Five Essential Texts on Democracy
We asked a leading political theorist for help understanding the meaning of democracy and the elite reaction to it.
“This new monster.” That, wrote C. L. R. James, is what democracy once was. So it remained for nearly two centuries, promising to devour the elite and the elect. Then something happened. “Democracy” became a word of containment, the companion of capitalism. Democracy wasn’t a monster. It was your friend, defending you from the monster. Despite — or perhaps because of — the fact that conservative parties across the globe are increasingly declaring themselves the enemies of democracy, the word still retains an odor of containment, particularly in higher circles of opinion and state. Among a sector of global elites, democracy remains a tocsin rather than a toxin.
The best works on democracy help us recapture those Jamesian elements of novelty and menace, which once shook the world, for better and for worse. Here are five of my favorites.

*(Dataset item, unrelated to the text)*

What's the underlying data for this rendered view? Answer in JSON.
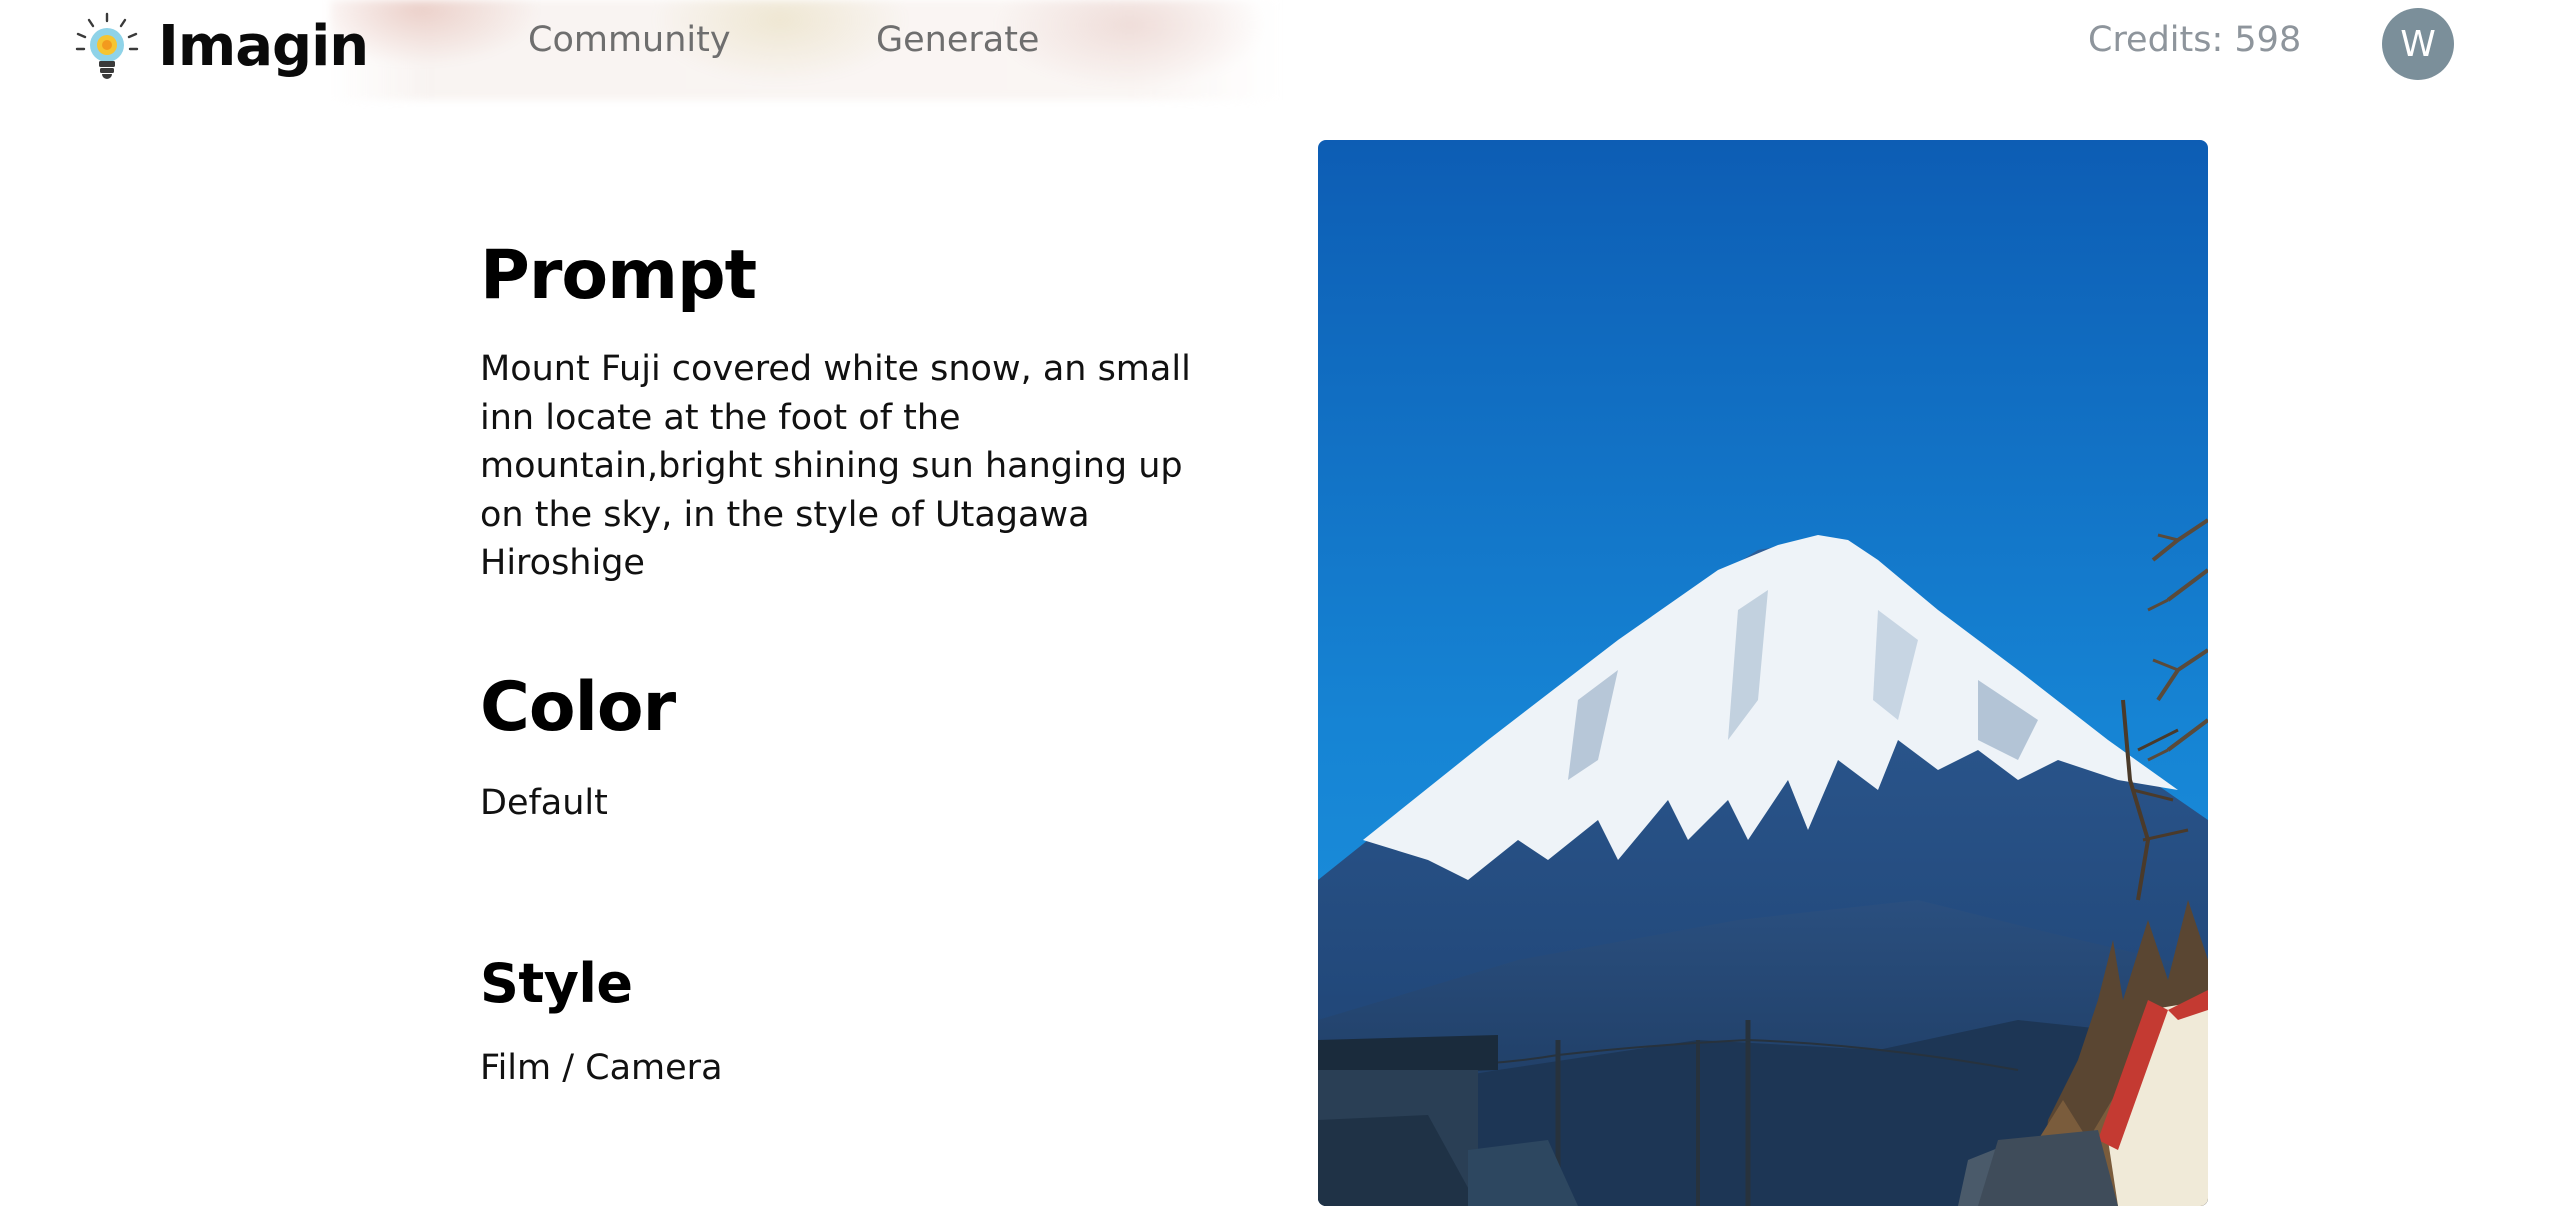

Challenging Authority: How Ordinary People Change America
Frances Fox Piven
Rowman & Littlefield
Though democracy is widely understood as a form of government, a particular organization of the state, the term derives from the Greek words for people (demos) and power (kratia). It’s easy to get romantic about “people power.” What distinguishes the work of Frances Fox Piven is her realism. Democratic power, she argues in Challenging Authority: How Ordinary People Change America, derives from the fact that social superiors need the cooperation of their subordinates to achieve their ends. Public officials need the consent of the governed, capitalists need the work of laborers, patriarchs need the labor and submission of women. That dependence of the superior on the subordinate gives the latter tremendous leverage. When they exercise “their ability to disrupt a pattern of ongoing and institutionalized cooperation that depends upon their continuing contributions,” ordinary people may not achieve the entire renovation of their social estate, but they can get the process going.